Paris, Thomas Jolly, 1667-1671.

4 parts bound in 3 volumes 4to [222 x 178 mm], I/ 1 frontispiece, (11) ff., 593 pp., (3) pp.; II/ (8) ff., 539 pp., 5 folding maps, 14 plates; III/ (9) ff., 317 pp., (9) pp., (4) ff., 362 pp., (7) ff., 4 folding plates. Small hole in p. 122 of part 3. Bound in contemporary stiff vellum, edges mottled.

First complete edition of « one of the most valuable work we possess on the West Indies ». (Sabin 21458).
Streit, Bibliotheca Missionum, 2001; Leclerc, Bibliotheca Americana, 1314; Picot, Catalogue Rothschild, 1984.

It is very difficult to find a complete copy of this work.

« The two last volumes of this work (one of the most valuable we possess on the West Indies) were published in 1671 and are extremely scarce; complete sets are difficult to be met with, and bear a high price » Rich.
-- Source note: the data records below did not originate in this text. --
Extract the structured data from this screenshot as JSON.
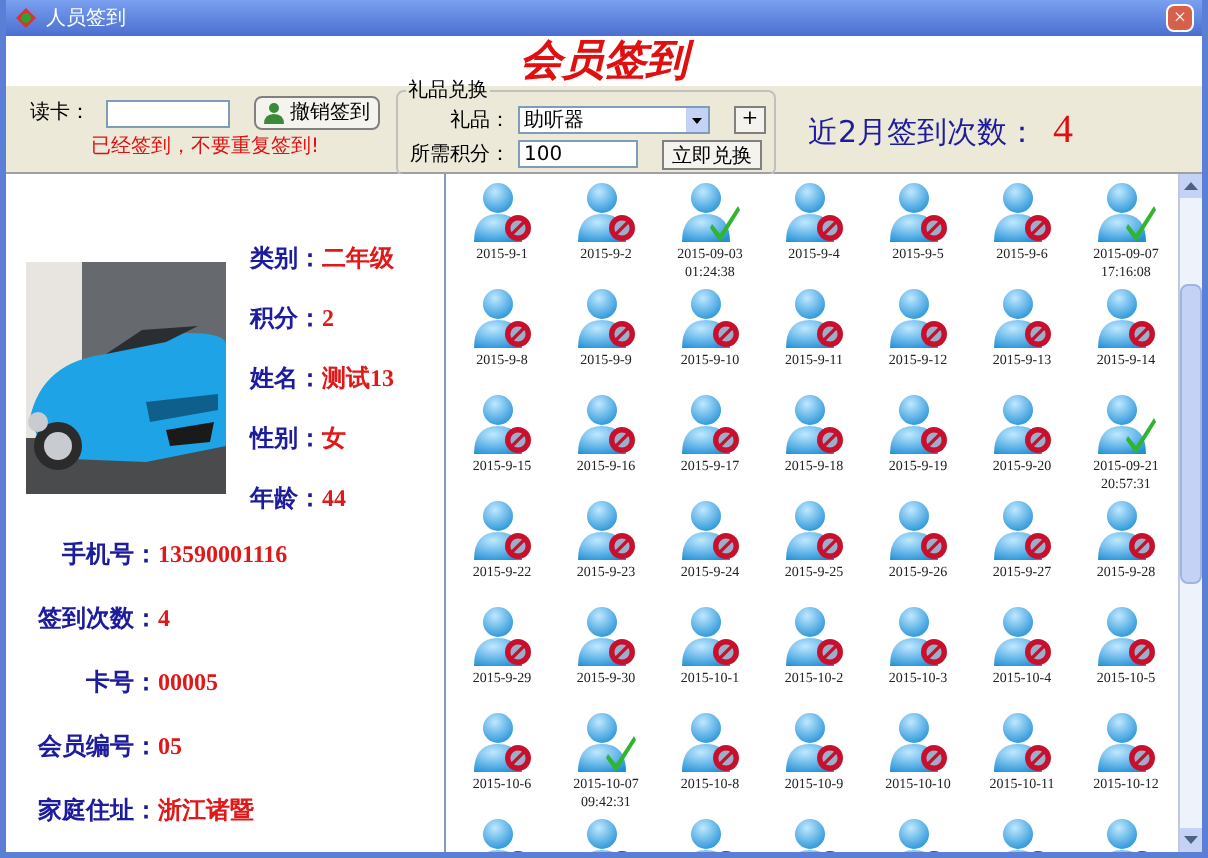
{
  "window": {
    "title": "人员签到",
    "close": "×"
  },
  "header": {
    "title": "会员签到"
  },
  "card_reader": {
    "label": "读卡：",
    "button": "撤销签到",
    "message": "已经签到，不要重复签到!"
  },
  "gift_exchange": {
    "legend": "礼品兑换",
    "gift_label": "礼品：",
    "gift_value": "助听器",
    "add_button": "+",
    "points_label": "所需积分：",
    "points_value": "100",
    "exchange_button": "立即兑换"
  },
  "summary": {
    "label": "近2月签到次数：",
    "value": "4"
  },
  "member": {
    "side_fields": [
      {
        "label": "类别：",
        "value": "二年级"
      },
      {
        "label": "积分：",
        "value": "2"
      },
      {
        "label": "姓名：",
        "value": "测试13"
      },
      {
        "label": "性别：",
        "value": "女"
      },
      {
        "label": "年龄：",
        "value": "44"
      }
    ],
    "fields": [
      {
        "label": "手机号：",
        "value": "13590001116"
      },
      {
        "label": "签到次数：",
        "value": "4"
      },
      {
        "label": "卡号：",
        "value": "00005"
      },
      {
        "label": "会员编号：",
        "value": "05"
      },
      {
        "label": "家庭住址：",
        "value": "浙江诸暨"
      }
    ]
  },
  "days": [
    {
      "date": "2015-9-1",
      "signed_in": false
    },
    {
      "date": "2015-9-2",
      "signed_in": false
    },
    {
      "date": "2015-09-03",
      "time": "01:24:38",
      "signed_in": true
    },
    {
      "date": "2015-9-4",
      "signed_in": false
    },
    {
      "date": "2015-9-5",
      "signed_in": false
    },
    {
      "date": "2015-9-6",
      "signed_in": false
    },
    {
      "date": "2015-09-07",
      "time": "17:16:08",
      "signed_in": true
    },
    {
      "date": "2015-9-8",
      "signed_in": false
    },
    {
      "date": "2015-9-9",
      "signed_in": false
    },
    {
      "date": "2015-9-10",
      "signed_in": false
    },
    {
      "date": "2015-9-11",
      "signed_in": false
    },
    {
      "date": "2015-9-12",
      "signed_in": false
    },
    {
      "date": "2015-9-13",
      "signed_in": false
    },
    {
      "date": "2015-9-14",
      "signed_in": false
    },
    {
      "date": "2015-9-15",
      "signed_in": false
    },
    {
      "date": "2015-9-16",
      "signed_in": false
    },
    {
      "date": "2015-9-17",
      "signed_in": false
    },
    {
      "date": "2015-9-18",
      "signed_in": false
    },
    {
      "date": "2015-9-19",
      "signed_in": false
    },
    {
      "date": "2015-9-20",
      "signed_in": false
    },
    {
      "date": "2015-09-21",
      "time": "20:57:31",
      "signed_in": true
    },
    {
      "date": "2015-9-22",
      "signed_in": false
    },
    {
      "date": "2015-9-23",
      "signed_in": false
    },
    {
      "date": "2015-9-24",
      "signed_in": false
    },
    {
      "date": "2015-9-25",
      "signed_in": false
    },
    {
      "date": "2015-9-26",
      "signed_in": false
    },
    {
      "date": "2015-9-27",
      "signed_in": false
    },
    {
      "date": "2015-9-28",
      "signed_in": false
    },
    {
      "date": "2015-9-29",
      "signed_in": false
    },
    {
      "date": "2015-9-30",
      "signed_in": false
    },
    {
      "date": "2015-10-1",
      "signed_in": false
    },
    {
      "date": "2015-10-2",
      "signed_in": false
    },
    {
      "date": "2015-10-3",
      "signed_in": false
    },
    {
      "date": "2015-10-4",
      "signed_in": false
    },
    {
      "date": "2015-10-5",
      "signed_in": false
    },
    {
      "date": "2015-10-6",
      "signed_in": false
    },
    {
      "date": "2015-10-07",
      "time": "09:42:31",
      "signed_in": true
    },
    {
      "date": "2015-10-8",
      "signed_in": false
    },
    {
      "date": "2015-10-9",
      "signed_in": false
    },
    {
      "date": "2015-10-10",
      "signed_in": false
    },
    {
      "date": "2015-10-11",
      "signed_in": false
    },
    {
      "date": "2015-10-12",
      "signed_in": false
    },
    {
      "signed_in": false
    },
    {
      "signed_in": false
    },
    {
      "signed_in": false
    },
    {
      "signed_in": false
    },
    {
      "signed_in": false
    },
    {
      "signed_in": false
    },
    {
      "signed_in": false
    }
  ]
}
Du Tertre was born in Calais in 1610. He took holy orders and his superiors sent him to the West Indies where he spent 18 years, from 1640 to 1658. He came up with plenty of information about the natural history of these islands and the customs of the inhabitants.

The illustration consists of an engraved frontispiece, 5 folding maps and 18 plates, of which 9 are folded.

A precious copy of this fundamental work for the history of the West Indies, uniformly bound at the time in full stiff vellum.